Air India has constituted a three-member team comprising Naseer Ali (joint managing director), Deepak Brara (director commercial) and S Venkat (director finance) to implement the suggestions in a time-bound manner. According to initial estimates, the airline is expected to generate savings of around Rs 500 crore over the next six months by implementing some of the recommendations made by the Dholakia committee.
Air India has already reduced the free check-in baggage allowance for passengers travelling on economy class to 15 kg from the earlier limit of 20 kg. Flyers are now charged Rs 250 for every kilogram of excess baggage on the airline. Besides, rescheduling charges have been doubled both for low fare economy and mid-range fare bucket tickets to Rs 1,500 and Rs 1,000, respectively.
The airline is also working on programmes to monetise its base of 1.1 million frequent flyers through tie-ups with hotels and retail chains, to lease out under-utilised assets and let out for adverstisements space on boarding passes, in-flight entertainment systems and airport lounges to generate additional earnings.

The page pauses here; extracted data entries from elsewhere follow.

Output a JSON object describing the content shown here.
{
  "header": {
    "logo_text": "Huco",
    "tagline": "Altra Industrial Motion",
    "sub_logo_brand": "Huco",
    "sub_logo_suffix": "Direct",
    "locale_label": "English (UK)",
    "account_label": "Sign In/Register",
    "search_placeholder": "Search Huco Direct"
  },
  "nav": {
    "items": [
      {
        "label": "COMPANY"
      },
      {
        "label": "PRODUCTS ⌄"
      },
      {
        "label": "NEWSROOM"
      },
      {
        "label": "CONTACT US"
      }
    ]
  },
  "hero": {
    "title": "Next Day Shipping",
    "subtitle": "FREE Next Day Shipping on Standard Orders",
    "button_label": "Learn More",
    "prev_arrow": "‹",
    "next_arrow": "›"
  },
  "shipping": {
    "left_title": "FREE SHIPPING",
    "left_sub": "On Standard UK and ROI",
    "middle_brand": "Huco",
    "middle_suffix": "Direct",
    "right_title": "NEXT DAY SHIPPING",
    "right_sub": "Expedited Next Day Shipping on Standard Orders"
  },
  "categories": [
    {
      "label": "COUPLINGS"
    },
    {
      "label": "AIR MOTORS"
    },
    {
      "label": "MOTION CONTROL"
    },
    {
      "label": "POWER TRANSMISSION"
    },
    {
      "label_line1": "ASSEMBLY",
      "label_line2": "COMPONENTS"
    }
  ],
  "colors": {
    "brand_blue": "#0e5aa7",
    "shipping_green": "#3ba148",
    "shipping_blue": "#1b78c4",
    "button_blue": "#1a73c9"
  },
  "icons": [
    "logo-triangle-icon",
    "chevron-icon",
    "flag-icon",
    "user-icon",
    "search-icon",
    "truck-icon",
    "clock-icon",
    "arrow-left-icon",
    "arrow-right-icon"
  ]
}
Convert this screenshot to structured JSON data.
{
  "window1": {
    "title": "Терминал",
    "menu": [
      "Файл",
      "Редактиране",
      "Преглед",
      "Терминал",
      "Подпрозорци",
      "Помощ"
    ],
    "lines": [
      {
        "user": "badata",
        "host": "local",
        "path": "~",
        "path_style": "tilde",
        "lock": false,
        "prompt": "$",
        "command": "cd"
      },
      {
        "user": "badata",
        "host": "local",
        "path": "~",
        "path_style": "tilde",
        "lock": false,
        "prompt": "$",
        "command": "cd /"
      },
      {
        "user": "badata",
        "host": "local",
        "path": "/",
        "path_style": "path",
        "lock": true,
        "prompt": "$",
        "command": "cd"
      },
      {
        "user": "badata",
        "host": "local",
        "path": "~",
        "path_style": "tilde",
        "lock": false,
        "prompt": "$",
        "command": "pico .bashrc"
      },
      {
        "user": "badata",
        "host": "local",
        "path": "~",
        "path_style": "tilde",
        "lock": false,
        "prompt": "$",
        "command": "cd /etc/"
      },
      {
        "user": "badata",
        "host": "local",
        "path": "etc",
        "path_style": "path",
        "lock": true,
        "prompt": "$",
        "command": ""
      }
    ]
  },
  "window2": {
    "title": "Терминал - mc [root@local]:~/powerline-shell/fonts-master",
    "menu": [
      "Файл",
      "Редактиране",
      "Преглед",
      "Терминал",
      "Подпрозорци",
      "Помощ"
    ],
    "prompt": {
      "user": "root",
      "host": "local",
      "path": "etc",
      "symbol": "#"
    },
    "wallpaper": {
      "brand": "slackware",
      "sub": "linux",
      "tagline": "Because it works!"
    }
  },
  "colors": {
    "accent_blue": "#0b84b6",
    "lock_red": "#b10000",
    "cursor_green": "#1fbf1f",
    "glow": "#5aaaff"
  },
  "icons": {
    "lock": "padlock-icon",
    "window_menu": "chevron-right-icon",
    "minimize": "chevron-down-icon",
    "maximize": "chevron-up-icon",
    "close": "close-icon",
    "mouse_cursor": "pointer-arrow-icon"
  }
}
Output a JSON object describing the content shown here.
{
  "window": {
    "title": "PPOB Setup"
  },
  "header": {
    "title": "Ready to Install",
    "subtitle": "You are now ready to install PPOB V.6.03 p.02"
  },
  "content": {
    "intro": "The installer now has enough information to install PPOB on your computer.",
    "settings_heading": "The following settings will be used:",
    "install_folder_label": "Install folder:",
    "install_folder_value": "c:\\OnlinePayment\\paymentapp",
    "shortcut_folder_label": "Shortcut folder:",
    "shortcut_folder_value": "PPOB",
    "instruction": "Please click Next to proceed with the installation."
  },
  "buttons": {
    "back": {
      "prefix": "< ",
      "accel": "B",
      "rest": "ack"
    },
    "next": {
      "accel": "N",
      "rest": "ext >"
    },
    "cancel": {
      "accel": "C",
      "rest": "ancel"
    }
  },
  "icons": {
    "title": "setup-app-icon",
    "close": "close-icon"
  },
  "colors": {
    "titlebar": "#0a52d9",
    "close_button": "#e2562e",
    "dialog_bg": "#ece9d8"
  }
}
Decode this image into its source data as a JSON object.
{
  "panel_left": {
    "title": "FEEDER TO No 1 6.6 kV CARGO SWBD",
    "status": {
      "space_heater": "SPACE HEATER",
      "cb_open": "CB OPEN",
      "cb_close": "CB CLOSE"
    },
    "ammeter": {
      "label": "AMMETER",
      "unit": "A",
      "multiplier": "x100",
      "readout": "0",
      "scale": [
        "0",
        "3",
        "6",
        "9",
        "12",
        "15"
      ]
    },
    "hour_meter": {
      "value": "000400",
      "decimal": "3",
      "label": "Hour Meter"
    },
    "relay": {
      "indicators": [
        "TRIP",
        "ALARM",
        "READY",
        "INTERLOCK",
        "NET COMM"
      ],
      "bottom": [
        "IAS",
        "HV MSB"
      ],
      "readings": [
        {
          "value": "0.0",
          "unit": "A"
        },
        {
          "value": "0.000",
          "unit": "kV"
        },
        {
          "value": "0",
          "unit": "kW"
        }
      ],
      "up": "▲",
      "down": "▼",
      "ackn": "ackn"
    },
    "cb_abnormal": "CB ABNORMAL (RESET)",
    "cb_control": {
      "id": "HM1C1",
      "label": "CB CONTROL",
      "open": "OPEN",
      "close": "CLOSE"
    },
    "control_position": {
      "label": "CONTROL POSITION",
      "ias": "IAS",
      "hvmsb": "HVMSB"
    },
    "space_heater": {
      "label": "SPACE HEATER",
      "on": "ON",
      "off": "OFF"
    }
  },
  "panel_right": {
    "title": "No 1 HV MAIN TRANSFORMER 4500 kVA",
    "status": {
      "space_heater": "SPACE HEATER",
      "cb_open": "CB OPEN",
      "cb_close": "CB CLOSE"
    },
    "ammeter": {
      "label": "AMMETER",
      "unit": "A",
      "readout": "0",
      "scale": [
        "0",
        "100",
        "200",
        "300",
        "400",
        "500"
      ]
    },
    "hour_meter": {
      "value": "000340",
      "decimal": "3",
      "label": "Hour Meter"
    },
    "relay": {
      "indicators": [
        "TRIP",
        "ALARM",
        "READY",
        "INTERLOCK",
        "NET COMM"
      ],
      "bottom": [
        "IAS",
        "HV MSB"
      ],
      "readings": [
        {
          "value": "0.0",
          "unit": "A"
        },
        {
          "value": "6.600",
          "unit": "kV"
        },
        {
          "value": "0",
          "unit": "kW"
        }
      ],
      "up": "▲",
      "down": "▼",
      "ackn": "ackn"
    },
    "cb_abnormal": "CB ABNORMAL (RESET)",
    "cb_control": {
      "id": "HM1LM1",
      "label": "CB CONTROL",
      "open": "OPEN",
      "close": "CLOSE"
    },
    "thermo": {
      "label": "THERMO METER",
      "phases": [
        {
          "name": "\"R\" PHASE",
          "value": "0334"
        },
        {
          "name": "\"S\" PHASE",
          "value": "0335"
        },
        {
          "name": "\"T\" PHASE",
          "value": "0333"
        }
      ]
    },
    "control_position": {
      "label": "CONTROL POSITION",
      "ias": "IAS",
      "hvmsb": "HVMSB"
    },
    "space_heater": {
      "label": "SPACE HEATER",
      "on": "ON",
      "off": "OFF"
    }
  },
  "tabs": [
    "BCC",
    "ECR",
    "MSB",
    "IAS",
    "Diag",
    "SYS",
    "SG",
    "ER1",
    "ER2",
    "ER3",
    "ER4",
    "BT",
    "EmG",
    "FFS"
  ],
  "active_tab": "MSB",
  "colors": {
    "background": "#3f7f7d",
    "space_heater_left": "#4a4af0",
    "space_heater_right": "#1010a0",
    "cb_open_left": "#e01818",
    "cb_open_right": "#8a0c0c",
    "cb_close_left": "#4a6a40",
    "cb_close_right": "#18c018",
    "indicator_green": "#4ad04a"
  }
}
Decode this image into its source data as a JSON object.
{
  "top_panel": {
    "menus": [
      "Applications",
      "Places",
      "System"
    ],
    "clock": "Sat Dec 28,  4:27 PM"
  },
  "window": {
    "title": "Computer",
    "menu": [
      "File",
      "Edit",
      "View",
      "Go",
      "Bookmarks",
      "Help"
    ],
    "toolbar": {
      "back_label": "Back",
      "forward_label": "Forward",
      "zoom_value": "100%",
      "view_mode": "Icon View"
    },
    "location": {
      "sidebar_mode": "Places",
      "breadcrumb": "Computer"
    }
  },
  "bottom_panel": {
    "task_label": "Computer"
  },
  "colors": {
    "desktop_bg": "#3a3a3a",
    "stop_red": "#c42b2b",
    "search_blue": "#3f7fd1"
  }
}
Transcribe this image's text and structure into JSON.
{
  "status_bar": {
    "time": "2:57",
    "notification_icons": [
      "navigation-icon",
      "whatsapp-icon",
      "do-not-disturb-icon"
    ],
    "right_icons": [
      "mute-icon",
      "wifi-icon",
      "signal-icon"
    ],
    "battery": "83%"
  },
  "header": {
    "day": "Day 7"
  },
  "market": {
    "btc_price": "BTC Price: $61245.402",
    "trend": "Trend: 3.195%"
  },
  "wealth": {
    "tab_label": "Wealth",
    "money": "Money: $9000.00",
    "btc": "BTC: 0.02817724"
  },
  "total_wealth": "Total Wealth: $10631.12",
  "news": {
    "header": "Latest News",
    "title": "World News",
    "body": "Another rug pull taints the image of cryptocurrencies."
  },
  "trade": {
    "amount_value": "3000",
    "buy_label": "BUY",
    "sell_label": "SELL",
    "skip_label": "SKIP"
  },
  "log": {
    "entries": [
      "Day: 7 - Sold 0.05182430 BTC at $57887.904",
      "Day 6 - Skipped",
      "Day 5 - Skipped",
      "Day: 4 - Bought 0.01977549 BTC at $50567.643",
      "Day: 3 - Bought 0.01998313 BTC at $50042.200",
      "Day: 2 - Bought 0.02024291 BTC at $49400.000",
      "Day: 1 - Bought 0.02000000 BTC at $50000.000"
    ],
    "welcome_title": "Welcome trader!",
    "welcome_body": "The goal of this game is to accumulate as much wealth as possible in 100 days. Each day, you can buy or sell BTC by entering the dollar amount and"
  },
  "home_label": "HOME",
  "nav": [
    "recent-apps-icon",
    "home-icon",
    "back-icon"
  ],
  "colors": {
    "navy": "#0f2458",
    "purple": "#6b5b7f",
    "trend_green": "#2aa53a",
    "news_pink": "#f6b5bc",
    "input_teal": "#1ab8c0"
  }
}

With the help of these initiatives the national carrier is expected to pare cash losses by Rs 1,102 crore in the current financial year. Net losses in the period, too, are estimated to decline by over 23 per cent to Rs 3,989 crore as compared to Rs 5,198 crore recorded last financial year. The airline is expecting be Ebitda to be positive by Rs 1,040 crore against Rs 19.45 crore registered in FY13.
The revenues of Air India are expected to increase by 20.2 per cent to Rs 19,393 crore in the current financial year.